How can you calculate the wire gauge and length for 3d printer wiring? Most 3D printers use either 12V or 24V. The hotend of a 3D printer may draw up to 4A, while a heated bed draws nearly 12A. If the wire is not large enough or longer than needed, it will have more resistance which means less watts going through the wire. Copper wire size uses American Wire Gauge (AWG) which determines how much current it can handle safely. To calculate 3d printer wiring calculations, divide Current in Amps by Length in Feet to identify the correct size of wire material needed for your 3D printing project.”
Stepper Motor Wiring
Rated Current is the maximum current that can pass through both windings at the same time. Set the motor current to no more than about 85% of the rated current. To get maximum torque out of your motors without overheating them, you should choose motors with a current rating no more than 25% higher than the recommended maximum stepper driver current.
- Nema 17 Stepper Motors: 22 AWG wire with 4 conductors
- NEMA 17 motor wires are 26 AWG
Most motor torque data assumed 24 Volts, at 1.1 amp to 1.5 amp. Roughly 26 to 36 Watts, but remember that’s “chopped” or pulsed.
Wire size is based on power transmission requirements and length of wire.
If your wire gauge is not large enough or longer than needed the resistance will be higher This means less watts going through the wire. Copper wire size uses the American Wire Gauge (AWG). The lower the gauge number, the less resistance the wire has and therefore the higher current it can handle safely.
Most motor torque data assumed 24 Volts, at 1.1 amp to 1.5 amp. Roughly 26 to 36 Watts, but remember that’s “chopped” or pulsed. Wire size is based on power transmission requirements and length of wire.
Recommended Wire Size
- 10 gauge wire – 30 amps
- 12 gauge wire – 20 amps
- 14 gauge wire – 15 amps
- 16 gauge wire – 10 amps
- 18 gauge wire – 7 amps
- 20 gauge wire – 3 amps (or slightly more)
- 22 gauge wire – 2 amps
- Maximum motor current 1.5A peak => Stepper motor rated current <= 1.9A
- Maximum motor current 2.5A peak => Stepper motor rated current <= 3.0A
- Maximum motor current 1.6A peak with good fan cooling => Stepper motor rated current <= 1.7A.
3d printing at a higher speed uses more current and can cause wire overheating if wire thickness is not thick enough. Use motors with lower rated current (e.g. 1.0 to 1.2A) and 24V power, then the drivers will run cooler.
Duet 3 Current
Duet 3 Mainboard 6HC and Expansion board 3HC has a recommended maximum motor current 6.3A peak/4.45A RMS) => Stepper motor rated current <= 6A
Duet 3 Toolboard has a recommended maximum motor current 1.4A peak) => Stepper motor rated current <= 1.75A
One solution is twisted pairs of wire to have one wire carrying the current while the other brings the current back. Use a shielded 4-core high current wire, so that the wiring creates much less capacitive and induced interference or a twisted pair of twisted pairs.

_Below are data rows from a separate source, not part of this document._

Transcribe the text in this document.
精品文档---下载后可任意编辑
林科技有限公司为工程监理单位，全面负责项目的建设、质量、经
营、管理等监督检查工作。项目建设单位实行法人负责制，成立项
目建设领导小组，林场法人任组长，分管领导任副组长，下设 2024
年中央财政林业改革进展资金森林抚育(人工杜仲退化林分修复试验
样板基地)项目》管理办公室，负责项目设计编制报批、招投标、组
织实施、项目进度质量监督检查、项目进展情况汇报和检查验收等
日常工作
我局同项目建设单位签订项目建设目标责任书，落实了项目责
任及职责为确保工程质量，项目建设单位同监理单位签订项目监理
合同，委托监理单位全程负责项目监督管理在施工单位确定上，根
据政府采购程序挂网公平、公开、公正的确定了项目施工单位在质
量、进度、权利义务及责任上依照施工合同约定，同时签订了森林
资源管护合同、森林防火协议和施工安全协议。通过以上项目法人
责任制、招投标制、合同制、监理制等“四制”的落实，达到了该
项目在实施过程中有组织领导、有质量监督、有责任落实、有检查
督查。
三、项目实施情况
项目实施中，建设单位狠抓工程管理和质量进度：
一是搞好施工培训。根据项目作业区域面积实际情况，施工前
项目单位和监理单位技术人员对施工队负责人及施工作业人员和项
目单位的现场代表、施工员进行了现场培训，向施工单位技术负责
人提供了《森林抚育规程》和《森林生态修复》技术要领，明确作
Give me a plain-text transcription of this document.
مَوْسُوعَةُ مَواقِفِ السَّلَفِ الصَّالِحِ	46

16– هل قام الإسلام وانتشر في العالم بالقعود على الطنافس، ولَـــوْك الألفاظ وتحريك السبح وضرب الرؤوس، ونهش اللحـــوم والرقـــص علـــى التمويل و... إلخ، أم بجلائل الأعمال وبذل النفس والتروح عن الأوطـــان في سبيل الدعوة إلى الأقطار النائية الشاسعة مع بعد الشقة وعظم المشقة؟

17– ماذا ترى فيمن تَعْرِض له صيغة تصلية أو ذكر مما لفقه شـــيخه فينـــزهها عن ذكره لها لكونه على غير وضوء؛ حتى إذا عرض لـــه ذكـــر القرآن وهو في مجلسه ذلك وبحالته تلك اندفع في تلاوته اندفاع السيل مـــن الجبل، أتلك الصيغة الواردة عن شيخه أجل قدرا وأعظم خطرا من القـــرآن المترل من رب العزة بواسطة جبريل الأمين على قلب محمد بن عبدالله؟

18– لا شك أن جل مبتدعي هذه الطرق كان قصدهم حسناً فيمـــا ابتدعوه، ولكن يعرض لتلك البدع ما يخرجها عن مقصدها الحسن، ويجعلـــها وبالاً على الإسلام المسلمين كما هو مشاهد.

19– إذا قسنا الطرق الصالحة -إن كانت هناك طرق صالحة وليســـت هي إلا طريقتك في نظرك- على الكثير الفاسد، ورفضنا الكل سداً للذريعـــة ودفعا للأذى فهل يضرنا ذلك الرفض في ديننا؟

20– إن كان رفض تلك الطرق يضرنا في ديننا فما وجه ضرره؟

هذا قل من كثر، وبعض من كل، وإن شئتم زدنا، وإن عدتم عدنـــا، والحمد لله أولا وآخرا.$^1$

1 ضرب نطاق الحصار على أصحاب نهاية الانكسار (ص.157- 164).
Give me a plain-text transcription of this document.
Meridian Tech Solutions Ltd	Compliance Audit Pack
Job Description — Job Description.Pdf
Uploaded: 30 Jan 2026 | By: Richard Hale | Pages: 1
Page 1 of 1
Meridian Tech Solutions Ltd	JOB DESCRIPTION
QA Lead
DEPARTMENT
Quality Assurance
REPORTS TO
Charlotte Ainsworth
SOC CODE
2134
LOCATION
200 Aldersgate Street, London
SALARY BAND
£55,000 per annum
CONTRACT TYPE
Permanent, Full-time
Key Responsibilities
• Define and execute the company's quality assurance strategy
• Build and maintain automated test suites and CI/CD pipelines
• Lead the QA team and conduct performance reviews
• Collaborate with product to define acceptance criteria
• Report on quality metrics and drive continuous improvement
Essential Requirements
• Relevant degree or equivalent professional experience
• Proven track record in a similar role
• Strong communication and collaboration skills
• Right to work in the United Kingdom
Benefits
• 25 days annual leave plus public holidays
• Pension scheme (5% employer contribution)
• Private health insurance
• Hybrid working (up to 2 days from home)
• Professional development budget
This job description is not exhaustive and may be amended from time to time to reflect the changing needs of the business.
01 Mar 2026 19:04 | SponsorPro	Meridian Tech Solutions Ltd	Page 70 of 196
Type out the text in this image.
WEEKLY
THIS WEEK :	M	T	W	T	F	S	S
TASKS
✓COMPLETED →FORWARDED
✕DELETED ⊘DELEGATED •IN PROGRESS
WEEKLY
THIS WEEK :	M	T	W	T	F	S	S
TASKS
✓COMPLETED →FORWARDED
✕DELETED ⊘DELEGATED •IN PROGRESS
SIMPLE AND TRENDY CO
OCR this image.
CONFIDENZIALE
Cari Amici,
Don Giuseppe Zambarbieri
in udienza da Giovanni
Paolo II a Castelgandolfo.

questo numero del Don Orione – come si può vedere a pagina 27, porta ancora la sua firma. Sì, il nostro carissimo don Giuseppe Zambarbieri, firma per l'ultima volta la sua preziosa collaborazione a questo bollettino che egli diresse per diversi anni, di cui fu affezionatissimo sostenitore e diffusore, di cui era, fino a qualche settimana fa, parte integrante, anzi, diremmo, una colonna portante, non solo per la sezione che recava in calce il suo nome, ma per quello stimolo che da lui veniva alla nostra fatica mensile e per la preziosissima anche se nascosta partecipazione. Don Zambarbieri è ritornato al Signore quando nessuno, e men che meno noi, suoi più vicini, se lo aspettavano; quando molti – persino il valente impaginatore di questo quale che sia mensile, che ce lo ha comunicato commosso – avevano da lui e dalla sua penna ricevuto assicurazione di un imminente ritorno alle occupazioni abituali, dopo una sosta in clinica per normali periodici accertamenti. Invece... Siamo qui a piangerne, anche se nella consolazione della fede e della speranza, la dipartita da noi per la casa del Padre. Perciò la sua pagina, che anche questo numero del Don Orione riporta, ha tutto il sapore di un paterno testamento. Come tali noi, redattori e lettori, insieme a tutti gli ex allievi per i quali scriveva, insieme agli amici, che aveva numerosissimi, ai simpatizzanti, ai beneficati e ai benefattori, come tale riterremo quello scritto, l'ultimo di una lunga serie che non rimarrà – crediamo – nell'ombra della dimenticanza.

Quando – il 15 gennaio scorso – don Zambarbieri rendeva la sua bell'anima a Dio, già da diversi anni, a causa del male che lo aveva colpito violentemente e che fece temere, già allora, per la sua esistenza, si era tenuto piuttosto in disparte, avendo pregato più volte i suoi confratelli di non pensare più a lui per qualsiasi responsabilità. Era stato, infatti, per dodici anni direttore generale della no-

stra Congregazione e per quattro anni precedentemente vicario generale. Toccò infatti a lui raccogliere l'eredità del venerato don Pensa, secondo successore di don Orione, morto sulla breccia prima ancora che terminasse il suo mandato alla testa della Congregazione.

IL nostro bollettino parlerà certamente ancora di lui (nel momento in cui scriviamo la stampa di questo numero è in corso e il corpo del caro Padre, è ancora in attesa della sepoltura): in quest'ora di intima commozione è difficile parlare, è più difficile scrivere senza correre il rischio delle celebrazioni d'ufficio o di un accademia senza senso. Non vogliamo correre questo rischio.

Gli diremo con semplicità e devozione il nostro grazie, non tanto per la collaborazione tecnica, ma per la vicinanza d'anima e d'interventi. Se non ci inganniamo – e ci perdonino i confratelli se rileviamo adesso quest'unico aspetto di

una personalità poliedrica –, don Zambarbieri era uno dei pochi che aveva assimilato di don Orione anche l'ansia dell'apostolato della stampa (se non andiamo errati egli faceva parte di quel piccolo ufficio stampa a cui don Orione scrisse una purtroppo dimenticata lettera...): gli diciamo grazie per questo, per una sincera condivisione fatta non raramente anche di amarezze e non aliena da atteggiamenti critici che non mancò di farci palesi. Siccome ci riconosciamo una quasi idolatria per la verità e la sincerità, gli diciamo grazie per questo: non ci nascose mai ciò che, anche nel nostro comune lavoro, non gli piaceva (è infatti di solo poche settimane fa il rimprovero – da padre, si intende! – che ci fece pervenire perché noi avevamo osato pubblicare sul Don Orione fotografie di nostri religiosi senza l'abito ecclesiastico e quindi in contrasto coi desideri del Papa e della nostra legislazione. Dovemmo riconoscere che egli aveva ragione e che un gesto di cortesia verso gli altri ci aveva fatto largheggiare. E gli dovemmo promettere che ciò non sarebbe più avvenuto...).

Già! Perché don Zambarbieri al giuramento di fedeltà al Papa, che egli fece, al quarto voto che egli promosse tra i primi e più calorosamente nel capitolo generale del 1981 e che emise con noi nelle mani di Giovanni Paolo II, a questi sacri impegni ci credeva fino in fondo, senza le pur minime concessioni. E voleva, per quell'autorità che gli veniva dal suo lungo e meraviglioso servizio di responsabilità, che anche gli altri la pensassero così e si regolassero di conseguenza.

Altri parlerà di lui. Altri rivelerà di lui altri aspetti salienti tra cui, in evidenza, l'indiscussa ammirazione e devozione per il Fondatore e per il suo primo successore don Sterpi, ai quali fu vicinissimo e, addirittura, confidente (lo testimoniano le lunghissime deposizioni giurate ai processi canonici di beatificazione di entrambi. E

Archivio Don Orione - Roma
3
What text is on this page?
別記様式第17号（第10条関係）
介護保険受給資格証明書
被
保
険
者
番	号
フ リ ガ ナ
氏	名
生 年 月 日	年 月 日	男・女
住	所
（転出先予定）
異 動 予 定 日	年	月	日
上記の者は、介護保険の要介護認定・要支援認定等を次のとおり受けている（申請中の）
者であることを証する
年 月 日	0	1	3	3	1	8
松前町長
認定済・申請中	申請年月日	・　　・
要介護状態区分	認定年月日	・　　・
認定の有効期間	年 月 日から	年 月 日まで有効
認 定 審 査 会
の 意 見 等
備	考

Each individual winding should have a twisted pair, and these two pairs should be twisted (in the opposite sense) together. Twisted pair will reduce induced interference to a minimum, and twist-on-twist is a very flexible way to combine 4 wires. Alas the construction will couple capacitively to nearby signal cables, so it pays to keep separate from them, or ensure all signal cables are shielded. Signal cables are things like limit switch wiring, encoders, etc….
Using a cordless drill and a bench vice, keep enough tension to prevent kinking, and reverse briefly to lose any torsion before releasing the wires.
The Molex 4 pin connector are rated at about 14 Amps (.093 inch / 2.36 mm diameter terminals.
Calculating the wire size
A higher voltage means a lower current for the same amount of power. This gives you the opportunity to use smaller wires for the same job. Voltage is proportional to the current. A higher voltage means a lower current. Wire size influences the amount of current that can pass through it.
- A thicker wire will have less resistance per length
- Less resistance means loss
- The less loss means less temperature increase
In terms of wire size, 24V has an advantage over 12V, as the wires can be much smaller. A power supply of 300 watts running at 12V or 24V, will use less wire.
Wire Sizing Chart and Formula
Calculate the Voltage Drop Index (VDI) using the following formula:
- VDI = AMPS x FEET ÷ (% VOLT DROP x VOLTAGE)
- Determine the appropriate wire size from the chart above.
To compensate for voltage-drop, heat and current changes it is recommended to use 6 gauge wire and 4 gauge for over 15 feet.